The remainder of the history is no less romantic. The lady had a friend in Montreal, whither George’s wife had gone; and, after furnishing money to pay their expenses, she presented them with a letter to this gentleman, requesting the latter to assist the young man in finding his wife. When they landed at Montreal, George stepped on shore and presented this letter to the first man he met, asking him if he knew to whom it was directed. The gentleman proved to be the very person to whom the letter was addressed. He knew George’s wife, brought him to her without delay, so that, by return mail, the lady had the satisfaction of learning the happy termination of the adventure.
This is but a specimen of histories which are continually transpiring; so that those who speak of slavery can say, “We speak that which we do know, and testify that we have seen.”
But we shall be told the slaves are all a lying race, and that these are lies which they tell us. There are some things, however, about these slaves, which cannot lie. Those deep lines of patient sorrow upon the face; that attitude of crouching and humble subjection; that sad, habitual expression of hope deferred, in the eye—would tell their story, if the slave never spoke.
It is not long since the writer has seen faces such as might haunt one’s dreams for weeks.
Suppose a poor, worn-out mother, sickly, feeble and old—her hands worn to the bone with hard, unpaid toil—whose nine children have been sold to the slave-trader, and whose tenth soon is to be sold, unless by her labor as washerwoman she can raise nine hundred dollars! Such are the kind of cases constantly coming to one’s knowledge—such are the witnesses which will not let us sleep.
Doubt has been expressed whether such a thing as an advertisement for a man, “dead or alive,” like the advertisement for George Harris, was ever published in the Southern States. The scene of the story in which that occurs is supposed to be laid a few years back, at the time when the black laws of Ohio were passed. That at this time such advertisements were common in the newspapers, there is abundant evidence. That they are less common now, is a matter of hope and gratulation.

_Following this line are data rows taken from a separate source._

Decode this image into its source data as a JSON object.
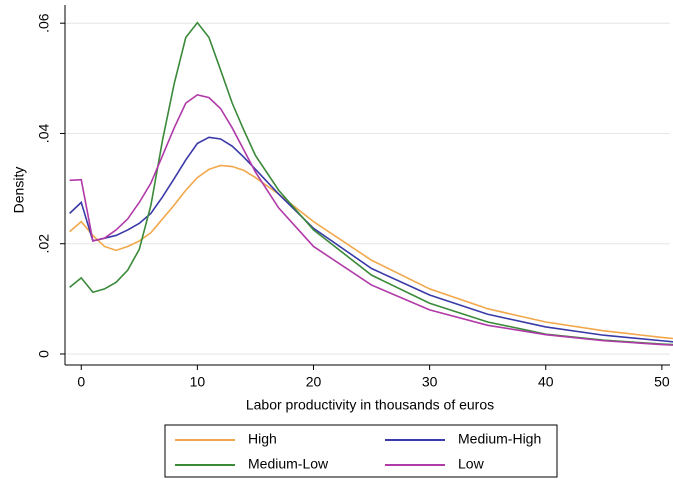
{
  "chart_data": {
    "type": "line",
    "x_label": "Labor productivity in thousands of euros",
    "y_label": "Density",
    "x": [
      -1,
      0,
      1,
      2,
      3,
      4,
      5,
      6,
      7,
      8,
      9,
      10,
      11,
      12,
      13,
      14,
      15,
      17,
      20,
      25,
      30,
      35,
      40,
      45,
      50,
      51
    ],
    "series": [
      {
        "name": "High",
        "color": "#f2a74a",
        "values": [
          0.0222,
          0.024,
          0.0215,
          0.0195,
          0.0188,
          0.0195,
          0.0205,
          0.022,
          0.0245,
          0.027,
          0.0297,
          0.032,
          0.0335,
          0.0342,
          0.034,
          0.0333,
          0.032,
          0.029,
          0.024,
          0.017,
          0.0118,
          0.0082,
          0.0058,
          0.0042,
          0.003,
          0.0028
        ]
      },
      {
        "name": "Medium-High",
        "color": "#3a3aa8",
        "values": [
          0.0255,
          0.0275,
          0.0205,
          0.021,
          0.0215,
          0.0225,
          0.0237,
          0.0255,
          0.0285,
          0.0318,
          0.0352,
          0.0382,
          0.0393,
          0.039,
          0.0377,
          0.0357,
          0.0335,
          0.029,
          0.0228,
          0.0155,
          0.0107,
          0.0072,
          0.0049,
          0.0034,
          0.0024,
          0.0022
        ]
      },
      {
        "name": "Medium-Low",
        "color": "#3a8a3a",
        "values": [
          0.0121,
          0.0138,
          0.0112,
          0.0118,
          0.013,
          0.0152,
          0.019,
          0.027,
          0.0388,
          0.049,
          0.0574,
          0.0601,
          0.0574,
          0.0515,
          0.0455,
          0.0406,
          0.036,
          0.0297,
          0.0225,
          0.0143,
          0.0092,
          0.0058,
          0.0036,
          0.0025,
          0.0018,
          0.0017
        ]
      },
      {
        "name": "Low",
        "color": "#b03aa8",
        "values": [
          0.0315,
          0.0316,
          0.0205,
          0.021,
          0.0225,
          0.0245,
          0.0275,
          0.031,
          0.036,
          0.041,
          0.0455,
          0.047,
          0.0465,
          0.0445,
          0.041,
          0.037,
          0.033,
          0.0265,
          0.0195,
          0.0125,
          0.008,
          0.0052,
          0.0035,
          0.0024,
          0.0017,
          0.0016
        ]
      }
    ],
    "xlim": [
      -1.4,
      50.7
    ],
    "ylim": [
      -0.002,
      0.0633
    ],
    "xticks": [
      0,
      10,
      20,
      30,
      40,
      50
    ],
    "yticks": [
      {
        "value": 0,
        "label": "0"
      },
      {
        "value": 0.02,
        "label": ".02"
      },
      {
        "value": 0.04,
        "label": ".04"
      },
      {
        "value": 0.06,
        "label": ".06"
      }
    ],
    "grid": true,
    "legend": "bottom"
  }
}
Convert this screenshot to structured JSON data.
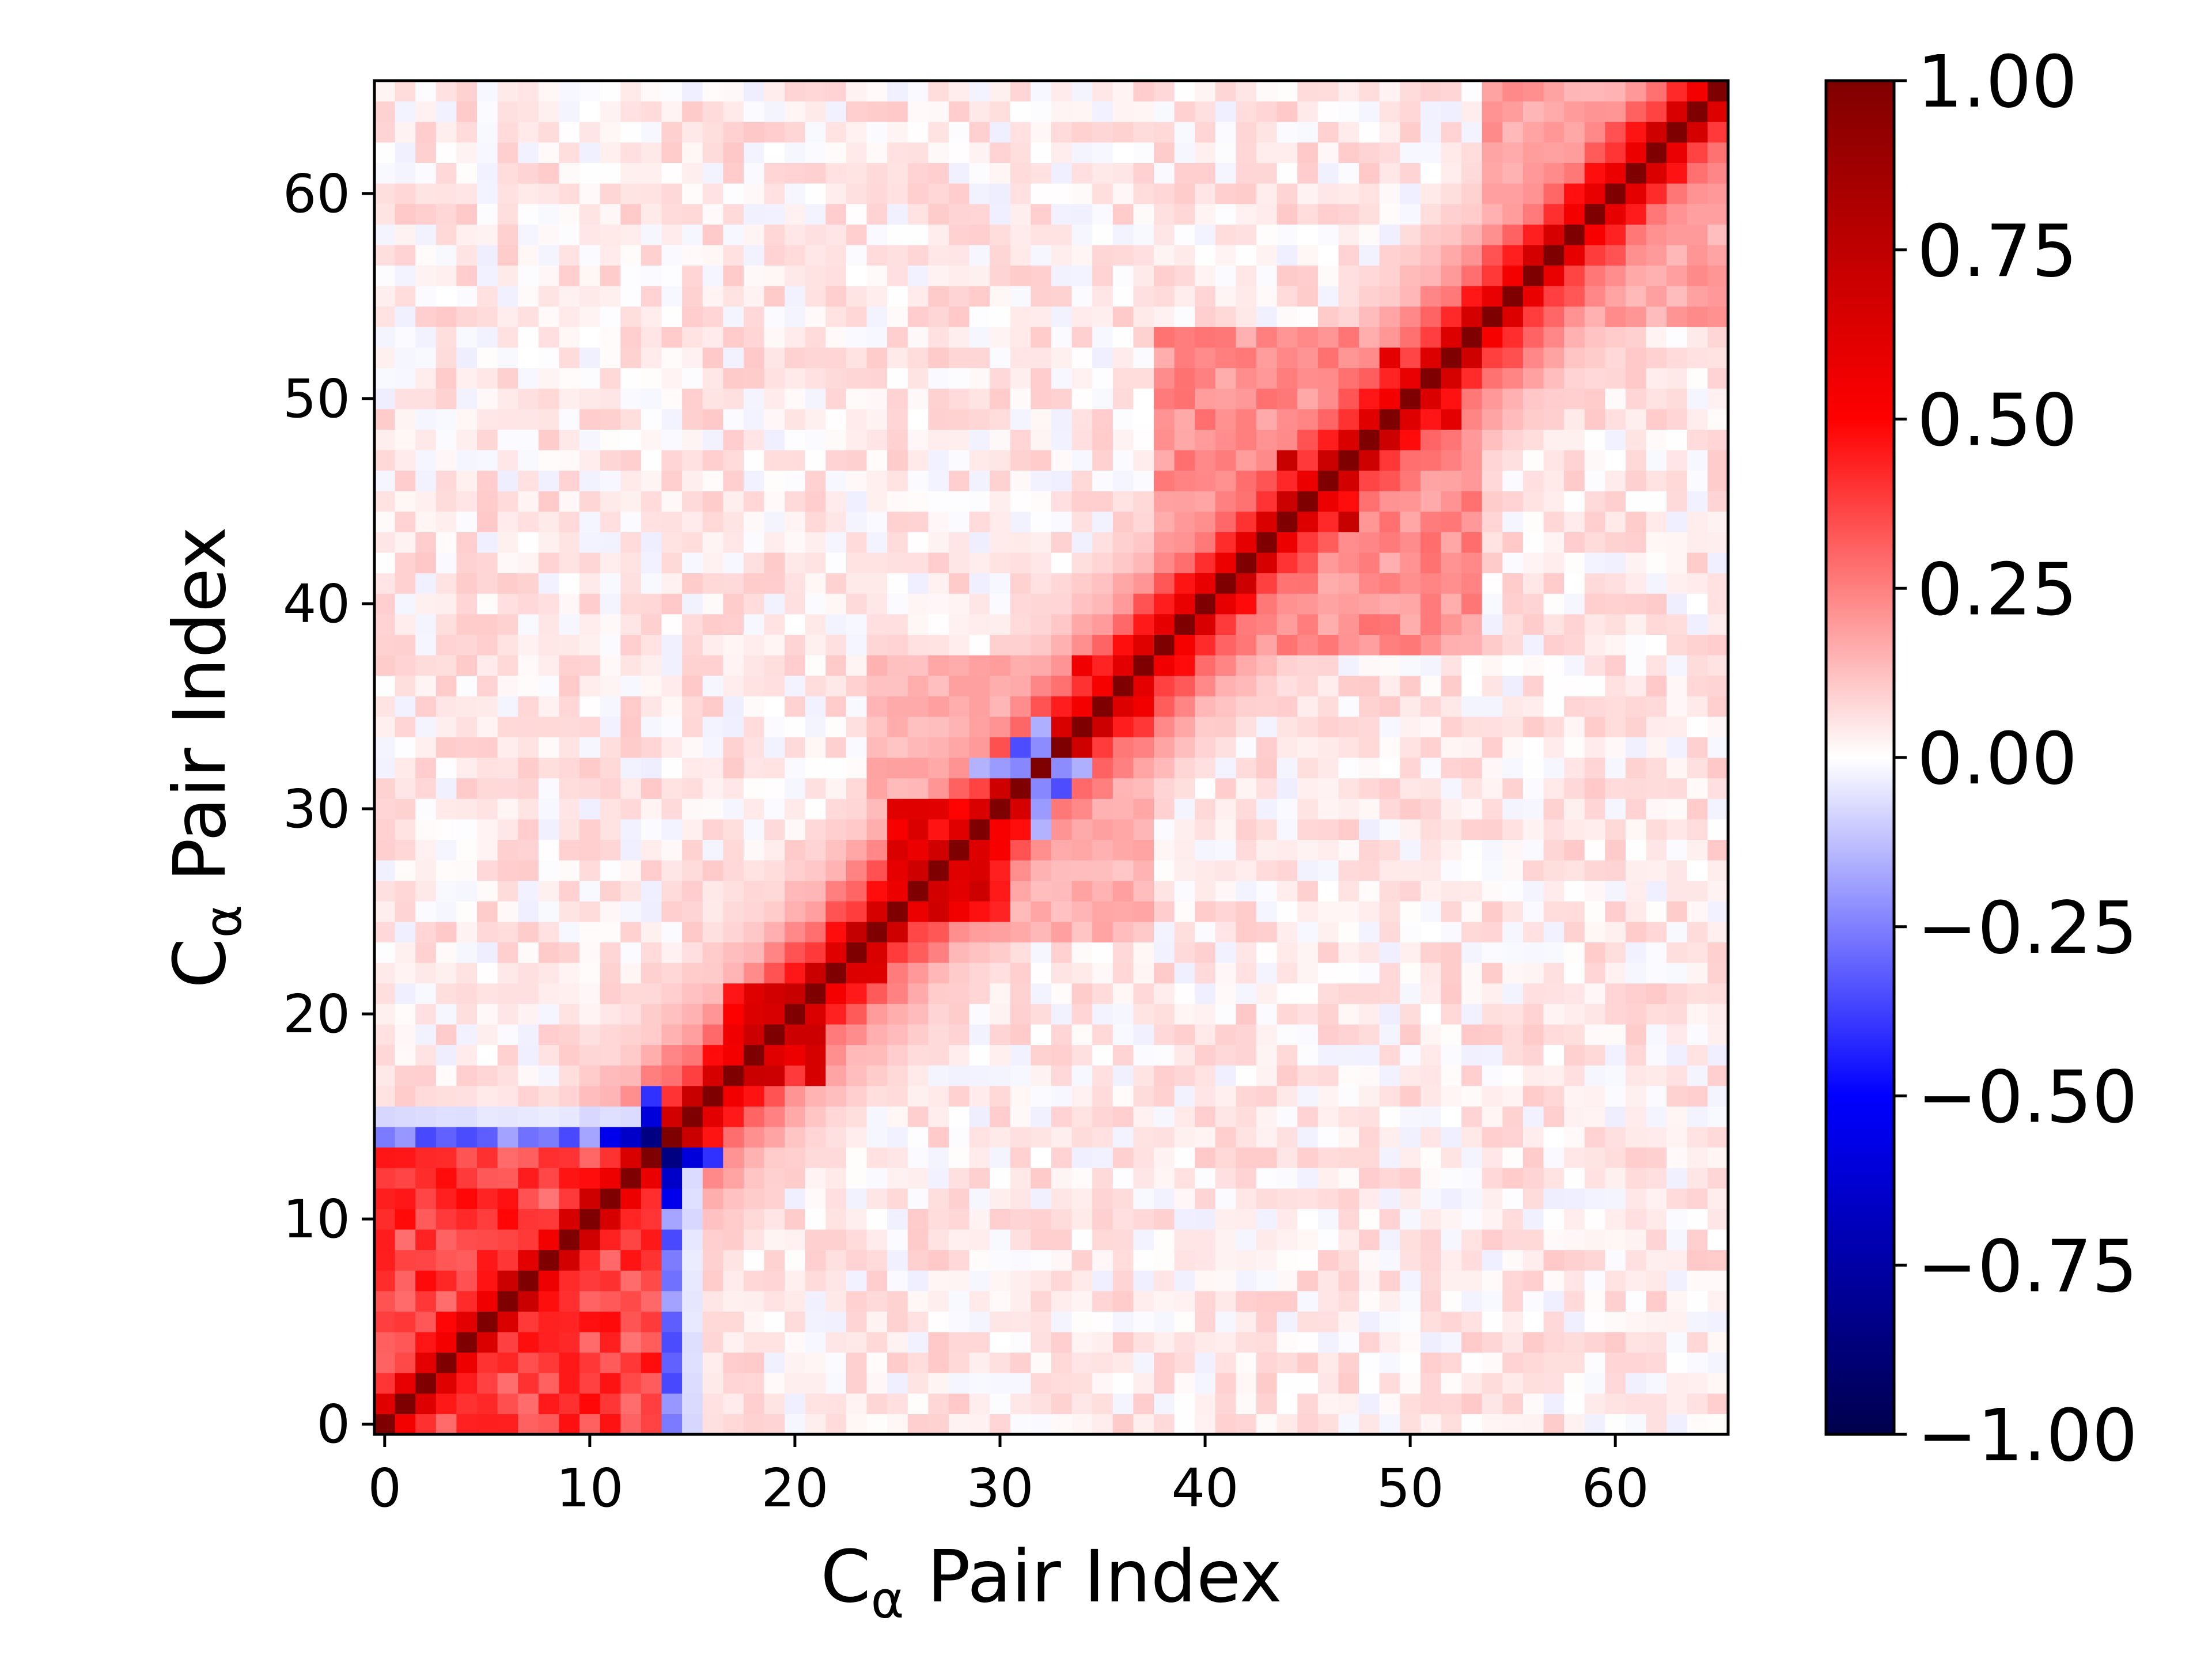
{
  "chart_data": {
    "type": "heatmap",
    "title": "",
    "xlabel": "C",
    "xlabel_subscript": "α",
    "xlabel_rest": " Pair Index",
    "ylabel": "C",
    "ylabel_subscript": "α",
    "ylabel_rest": " Pair Index",
    "n": 66,
    "xlim": [
      -0.5,
      65.5
    ],
    "ylim": [
      -0.5,
      65.5
    ],
    "x_ticks": [
      0,
      10,
      20,
      30,
      40,
      50,
      60
    ],
    "y_ticks": [
      0,
      10,
      20,
      30,
      40,
      50,
      60
    ],
    "x_tick_labels": [
      "0",
      "10",
      "20",
      "30",
      "40",
      "50",
      "60"
    ],
    "y_tick_labels": [
      "0",
      "10",
      "20",
      "30",
      "40",
      "50",
      "60"
    ],
    "colormap": "seismic",
    "vmin": -1.0,
    "vmax": 1.0,
    "colorbar_ticks": [
      1.0,
      0.75,
      0.5,
      0.25,
      0.0,
      -0.25,
      -0.5,
      -0.75,
      -1.0
    ],
    "colorbar_tick_labels": [
      "1.00",
      "0.75",
      "0.50",
      "0.25",
      "0.00",
      "−0.25",
      "−0.50",
      "−0.75",
      "−1.00"
    ],
    "diagonal_value": 1.0,
    "background_value": 0.03,
    "blocks": [
      {
        "from": 0,
        "to": 13,
        "value": 0.38
      },
      {
        "from": 17,
        "to": 21,
        "value": 0.55
      },
      {
        "from": 22,
        "to": 24,
        "value": 0.62
      },
      {
        "from": 25,
        "to": 30,
        "value": 0.55
      },
      {
        "from": 34,
        "to": 37,
        "value": 0.45
      },
      {
        "from": 38,
        "to": 53,
        "value": 0.22
      },
      {
        "from": 54,
        "to": 65,
        "value": 0.18
      },
      {
        "from": 24,
        "to": 37,
        "value": 0.15
      },
      {
        "from": 0,
        "to": 16,
        "value": 0.05
      },
      {
        "from": 2,
        "to": 12,
        "value": 0.12
      }
    ],
    "diagonal_decay": [
      1.0,
      0.62,
      0.42,
      0.3,
      0.22,
      0.16,
      0.12,
      0.09,
      0.07
    ],
    "anticorrelated_rows": [
      {
        "row": 14,
        "from": 0,
        "to": 13,
        "value": -0.28
      },
      {
        "row": 15,
        "from": 0,
        "to": 13,
        "value": -0.06
      },
      {
        "row": 13,
        "from": 14,
        "to": 16,
        "value": -0.4
      },
      {
        "row": 32,
        "from": 29,
        "to": 34,
        "value": -0.25
      }
    ],
    "strong_cells": [
      {
        "x": 14,
        "y": 13,
        "value": -0.85
      },
      {
        "x": 13,
        "y": 14,
        "value": -0.85
      },
      {
        "x": 14,
        "y": 12,
        "value": -0.65
      },
      {
        "x": 12,
        "y": 14,
        "value": -0.65
      },
      {
        "x": 11,
        "y": 14,
        "value": -0.55
      },
      {
        "x": 14,
        "y": 11,
        "value": -0.55
      },
      {
        "x": 15,
        "y": 13,
        "value": -0.6
      },
      {
        "x": 13,
        "y": 15,
        "value": -0.6
      },
      {
        "x": 31,
        "y": 33,
        "value": -0.35
      },
      {
        "x": 33,
        "y": 31,
        "value": -0.35
      },
      {
        "x": 44,
        "y": 47,
        "value": 0.72
      },
      {
        "x": 47,
        "y": 44,
        "value": 0.72
      },
      {
        "x": 49,
        "y": 52,
        "value": 0.6
      },
      {
        "x": 52,
        "y": 49,
        "value": 0.6
      }
    ]
  }
}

In the year 1839, Mr. Theodore D. Weld made a systematic attempt to collect and arrange the statistics of slavery. A mass of facts and statistics was gathered, which were authenticated with the most unquestionable accuracy. Some of the “one thousand witnesses,” whom he brings upon the stand, were ministers, lawyers, merchants, and men of various other callings, who were either natives of the slave states, or had been residents there for many years of their life. Many of these were slave-holders. Others of the witnesses were, or had been, slave-drivers, or officers of coasting-vessels engaged in the slave-trade.
Another part of his evidence was gathered from public speeches in Congress, in the state legislatures, and elsewhere. But the majority of it was taken from recent newspapers.
The papers from which these facts were copied were preserved and put on file in a public place, where they remained for some years, for the information of the curious. After Mr. Weld’s book was completed, a copy of it was sent, through the mail, to every editor from whose paper such advertisements had been taken, and to every individual of whom any facts had been narrated, with the passages which concerned them marked.